The best steer ropers in the world will compete for top honors this weekend in the 60th-annual Ben Johnson Memorial Steer Roping at the Osage County Fairgrounds Arena.

Sponsored by the Osage County Cattlemen’s Association, the prestigious invitational roping event is scheduled to begin at 3 p.m. at the Osage County Fairground’s Arena. Adult tickets for the roping cost $10 each.

This year, the traditional Father’s Day roping event is being moved from Sunday to Saturday.

The OCCA convention, which starts Friday, will conclude with a Saturday night dance featuring music by national recording star Trent Willmon.

The lineup of steer ropers for the 2013 Ben Johnson Memorial includes the four leading money-winners from the Professional Rodeo Cowboys Association. Currently atop the PRCA standings is Cody Lee of Gatesville, Texas, who won the local event last year. Pawhuska’s own Chet Herren is currently second on the PRCA money list.

Reigning steer roping world’s champion Rocky Patterson of Pratt, Kan. also will be competing in the Osage County event. Patterson holds third place in the latest pro rankings, just ahead of another of the Ben Johnson invitees, Jojo Lemond of Andrews, Texas.

At least 30 roping contestants are expected to participate.

Area cattlemen started the memorial roping event in 1954 as a way to honor the father of cowboy actor Ben Johnson, a legendary Pawhuska-area figure for whom the local fairgrounds arena is named.

In addition to his long service as a ranch foreman on a major Osage County cattle operation, Johnson, senior, had earned several national steer roping honors in the 1920s. A native of Harrison, Ark., he died in 1952 when he was 56 years old.

The elder Johnson was posthumously inducted in 1961 by the Rodeo Hall of Fame of National Cowboy and Western Heritage Museum.

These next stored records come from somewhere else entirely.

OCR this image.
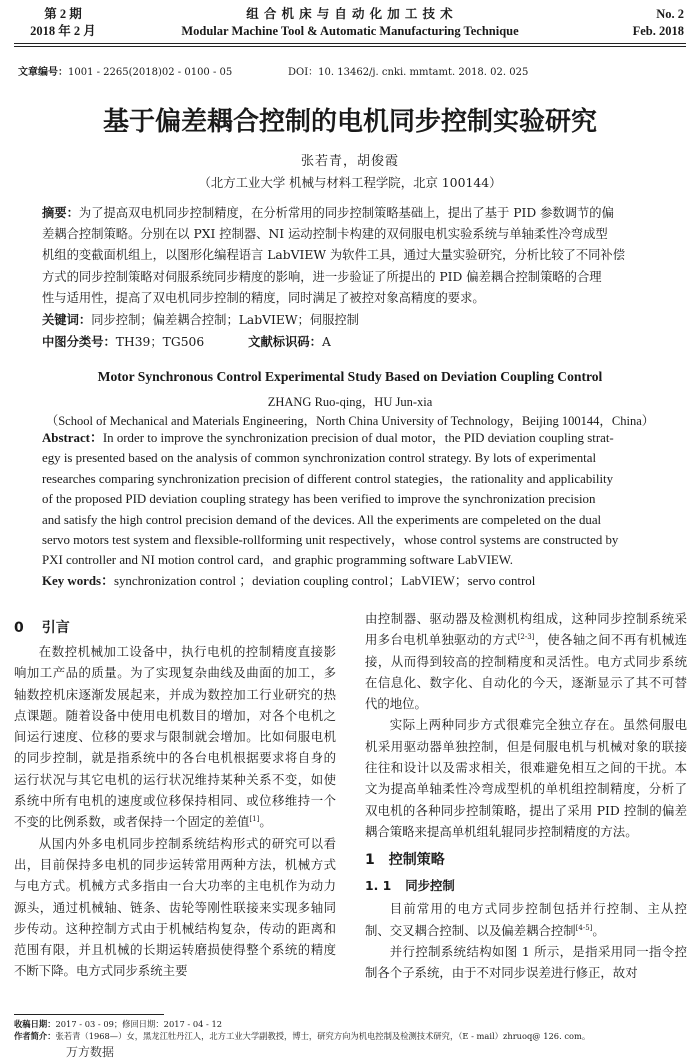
第 2 期
2018 年 2 月
组 合 机 床 与 自 动 化 加 工 技 术
Modular Machine Tool & Automatic Manufacturing Technique
No. 2
Feb. 2018
文章编号：1001 - 2265(2018)02 - 0100 - 05	DOI：10. 13462/j. cnki. mmtamt. 2018. 02. 025
基于偏差耦合控制的电机同步控制实验研究
张若青，胡俊霞
（北方工业大学 机械与材料工程学院，北京 100144）
摘要：为了提高双电机同步控制精度，在分析常用的同步控制策略基础上，提出了基于 PID 参数调节的偏
差耦合控制策略。分别在以 PXI 控制器、NI 运动控制卡构建的双伺服电机实验系统与单轴柔性冷弯成型
机组的变截面机组上，以图形化编程语言 LabVIEW 为软件工具，通过大量实验研究，分析比较了不同补偿
方式的同步控制策略对伺服系统同步精度的影响，进一步验证了所提出的 PID 偏差耦合控制策略的合理
性与适用性，提高了双电机同步控制的精度，同时满足了被控对象高精度的要求。
关键词：同步控制；偏差耦合控制；LabVIEW；伺服控制
中图分类号：TH39；TG506	文献标识码：A
Motor Synchronous Control Experimental Study Based on Deviation Coupling Control
ZHANG Ruo-qing，HU Jun-xia
（School of Mechanical and Materials Engineering，North China University of Technology，Beijing 100144，China）
Abstract：In order to improve the synchronization precision of dual motor，the PID deviation coupling strat-
egy is presented based on the analysis of common synchronization control strategy. By lots of experimental
researches comparing synchronization precision of different control stategies，the rationality and applicability
of the proposed PID deviation coupling strategy has been verified to improve the synchronization precision
and satisfy the high control precision demand of the devices. All the experiments are compeleted on the dual
servo motors test system and flexsible-rollforming unit respectively，whose control systems are constructed by
PXI controller and NI motion control card，and graphic programming software LabVIEW.
Key words：synchronization control ；deviation coupling control；LabVIEW；servo control
0 引言

在数控机械加工设备中，执行电机的控制精度直接影响加工产品的质量。为了实现复杂曲线及曲面的加工，多轴数控机床逐渐发展起来，并成为数控加工行业研究的热点课题。随着设备中使用电机数目的增加，对各个电机之间运行速度、位移的要求与限制就会增加。比如伺服电机的同步控制，就是指系统中的各台电机根据要求将自身的运行状况与其它电机的运行状况维持某种关系不变，如使系统中所有电机的速度或位移保持相同、或位移维持一个不变的比例系数，或者保持一个固定的差值[1]。

从国内外多电机同步控制系统结构形式的研究可以看出，目前保持多电机的同步运转常用两种方法，机械方式与电方式。机械方式多指由一台大功率的主电机作为动力源头，通过机械轴、链条、齿轮等刚性联接来实现多轴同步传动。这种控制方式由于机械结构复杂，传动的距离和范围有限，并且机械的长期运转磨损使得整个系统的精度不断下降。电方式同步系统主要

由控制器、驱动器及检测机构组成，这种同步控制系统采用多台电机单独驱动的方式[2-3]，使各轴之间不再有机械连接，从而得到较高的控制精度和灵活性。电方式同步系统在信息化、数字化、自动化的今天，逐渐显示了其不可替代的地位。

实际上两种同步方式很难完全独立存在。虽然伺服电机采用驱动器单独控制，但是伺服电机与机械对象的联接往往和设计以及需求相关，很难避免相互之间的干扰。本文为提高单轴柔性冷弯成型机的单机组控制精度，分析了双电机的各种同步控制策略，提出了采用 PID 控制的偏差耦合策略来提高单机组轧辊同步控制精度的方法。

1 控制策略
1. 1 同步控制

目前常用的电方式同步控制包括并行控制、主从控制、交叉耦合控制、以及偏差耦合控制[4-5]。

并行控制系统结构如图 1 所示，是指采用同一指令控制各个子系统，由于不对同步误差进行修正，故对

收稿日期：2017 - 03 - 09；修回日期：2017 - 04 - 12
作者简介：张若青（1968—）女，黑龙江牡丹江人，北方工业大学副教授，博士，研究方向为机电控制及检测技术研究，（E - mail）zhruoq@ 126. com。
万方数据
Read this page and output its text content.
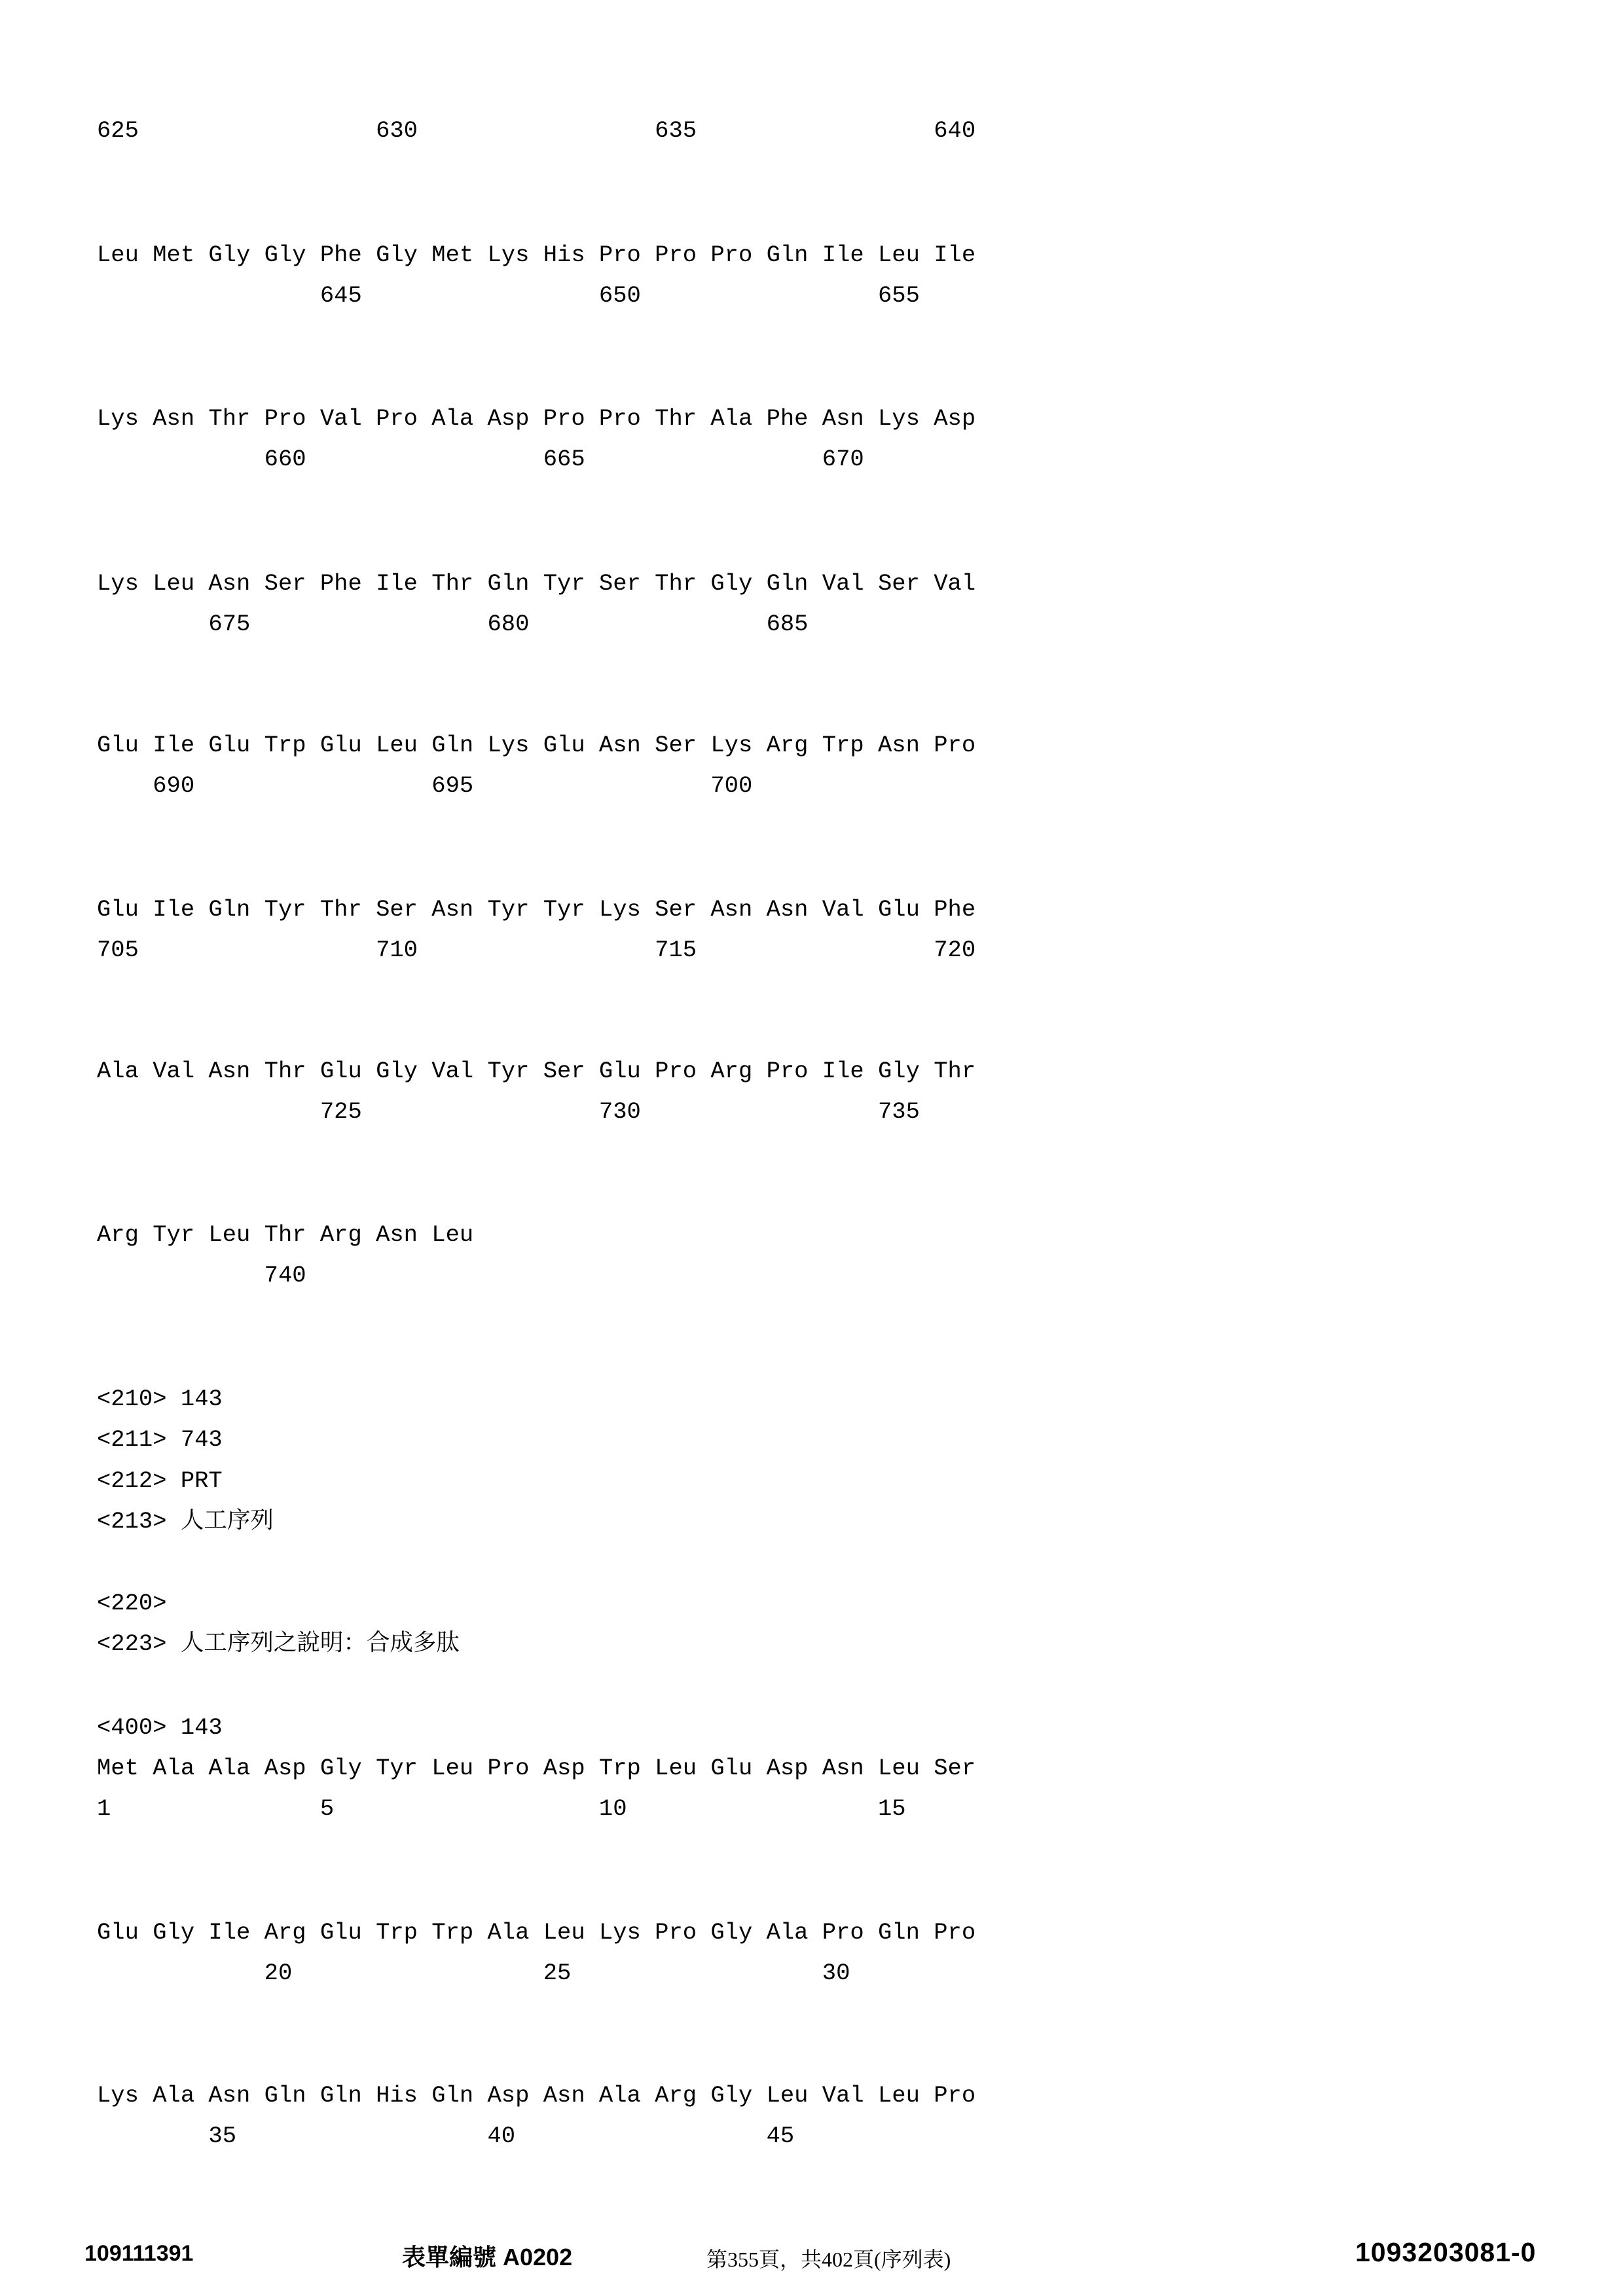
625                 630                 635                 640
Leu Met Gly Gly Phe Gly Met Lys His Pro Pro Pro Gln Ile Leu Ile
645                 650                 655
Lys Asn Thr Pro Val Pro Ala Asp Pro Pro Thr Ala Phe Asn Lys Asp
660                 665                 670
Lys Leu Asn Ser Phe Ile Thr Gln Tyr Ser Thr Gly Gln Val Ser Val
675                 680                 685
Glu Ile Glu Trp Glu Leu Gln Lys Glu Asn Ser Lys Arg Trp Asn Pro
690                 695                 700
Glu Ile Gln Tyr Thr Ser Asn Tyr Tyr Lys Ser Asn Asn Val Glu Phe
705                 710                 715                 720
Ala Val Asn Thr Glu Gly Val Tyr Ser Glu Pro Arg Pro Ile Gly Thr
725                 730                 735
Arg Tyr Leu Thr Arg Asn Leu
740
<210> 143
<211> 743
<212> PRT
<213> 人工序列
<220>
<223> 人工序列之說明：合成多肽
<400> 143
Met Ala Ala Asp Gly Tyr Leu Pro Asp Trp Leu Glu Asp Asn Leu Ser
1               5                   10                  15
Glu Gly Ile Arg Glu Trp Trp Ala Leu Lys Pro Gly Ala Pro Gln Pro
20                  25                  30
Lys Ala Asn Gln Gln His Gln Asp Asn Ala Arg Gly Leu Val Leu Pro
35                  40                  45
109111391	表單編號 A0202	第355頁，共402頁(序列表)	1093203081-0
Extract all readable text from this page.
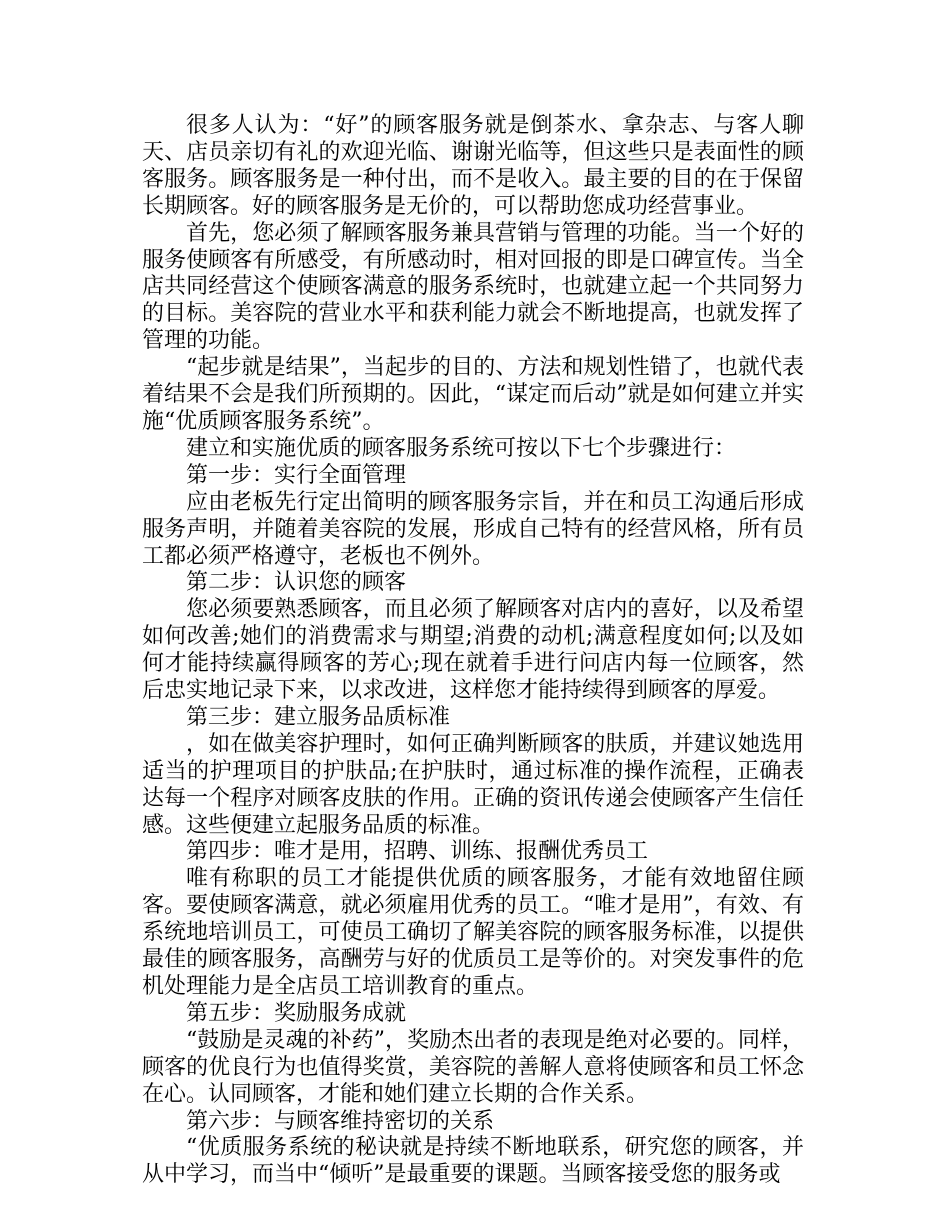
很多人认为：“好”的顾客服务就是倒茶水、拿杂志、与客人聊天、店员亲切有礼的欢迎光临、谢谢光临等，但这些只是表面性的顾客服务。顾客服务是一种付出，而不是收入。最主要的目的在于保留长期顾客。好的顾客服务是无价的，可以帮助您成功经营事业。

首先，您必须了解顾客服务兼具营销与管理的功能。当一个好的服务使顾客有所感受，有所感动时，相对回报的即是口碑宣传。当全店共同经营这个使顾客满意的服务系统时，也就建立起一个共同努力的目标。美容院的营业水平和获利能力就会不断地提高，也就发挥了管理的功能。

“起步就是结果”，当起步的目的、方法和规划性错了，也就代表着结果不会是我们所预期的。因此，“谋定而后动”就是如何建立并实施“优质顾客服务系统”。

建立和实施优质的顾客服务系统可按以下七个步骤进行：

第一步：实行全面管理

应由老板先行定出简明的顾客服务宗旨，并在和员工沟通后形成服务声明，并随着美容院的发展，形成自己特有的经营风格，所有员工都必须严格遵守，老板也不例外。

第二步：认识您的顾客

您必须要熟悉顾客，而且必须了解顾客对店内的喜好，以及希望如何改善;她们的消费需求与期望;消费的动机;满意程度如何;以及如何才能持续赢得顾客的芳心;现在就着手进行问店内每一位顾客，然后忠实地记录下来，以求改进，这样您才能持续得到顾客的厚爱。

第三步：建立服务品质标准

，如在做美容护理时，如何正确判断顾客的肤质，并建议她选用适当的护理项目的护肤品;在护肤时，通过标准的操作流程，正确表达每一个程序对顾客皮肤的作用。正确的资讯传递会使顾客产生信任感。这些便建立起服务品质的标准。

第四步：唯才是用，招聘、训练、报酬优秀员工

唯有称职的员工才能提供优质的顾客服务，才能有效地留住顾客。要使顾客满意，就必须雇用优秀的员工。“唯才是用”，有效、有系统地培训员工，可使员工确切了解美容院的顾客服务标准，以提供最佳的顾客服务，高酬劳与好的优质员工是等价的。对突发事件的危机处理能力是全店员工培训教育的重点。

第五步：奖励服务成就

“鼓励是灵魂的补药”，奖励杰出者的表现是绝对必要的。同样，顾客的优良行为也值得奖赏，美容院的善解人意将使顾客和员工怀念在心。认同顾客，才能和她们建立长期的合作关系。

第六步：与顾客维持密切的关系

“优质服务系统的秘诀就是持续不断地联系，研究您的顾客，并从中学习，而当中“倾听”是最重要的课题。当顾客接受您的服务或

Ben (Son) Johnson matched his father’s legacy by earning a 1953 team roping world championship. He died in 1996, two decades after winning an Academy Award as best supporting actor for his role in “The Last Picture Show. Johnson, who is buried at Pawhuska Cemetery, would have celebrated his 94th birthday on Thursday (June 13).

The younger Johnson was inducted into the Pro Rodeo Hall of Fame in 1979. Each year since 1998, the Rodeo Historical Society has presented the Ben Johnson Memorial Award for contributions to the sport of rodeo.

Other weekend activities

An OCCA ranch rodeo featuring working cowboys and cowgirls from area cattle operations is scheduled to begin in the arena at 6 p.m. Friday.

Ropers for the Ben Johnson event are scheduled to be introduced at 1:30 p.m. Saturday in the Fairgrounds Women’s Building. The introductions will come during the barbeque lunch which follows the OCCA ranch tour.

Junior roping contests for youngsters in several age brackets will begin at 2 p.m.

On Sunday, the Shoat Webster Classic steer roping will be held at Kylar’s Bar K Arena, located approximately nine miles southwest of Pawhuska. The annual contest is sponsored by the Osage Steer Roping Club. It begins at noon with three divisions of competition.

The Classic competition was named in honor of four-time steer roping world champion Shoat Webster of Lenapah, who often attended the event in the past. Webster died three weeks ago, on May 20, at age 88.

Webster was the winner of the first three Ben Johnson Memorial Steer Ropings in 1954-56. He also earned titles in 1959, 1960 and 1965.

The steer roping world champion of 1949, 1950, 1954 and 1955, Webster was inducted into the Pro Rodeo Hall of Fame in Colorado Springs in 1979 and the National Cowboy Museum Rodeo HOF in 1990. He retired from rodeo in 1989 after nearly a half century of active competition.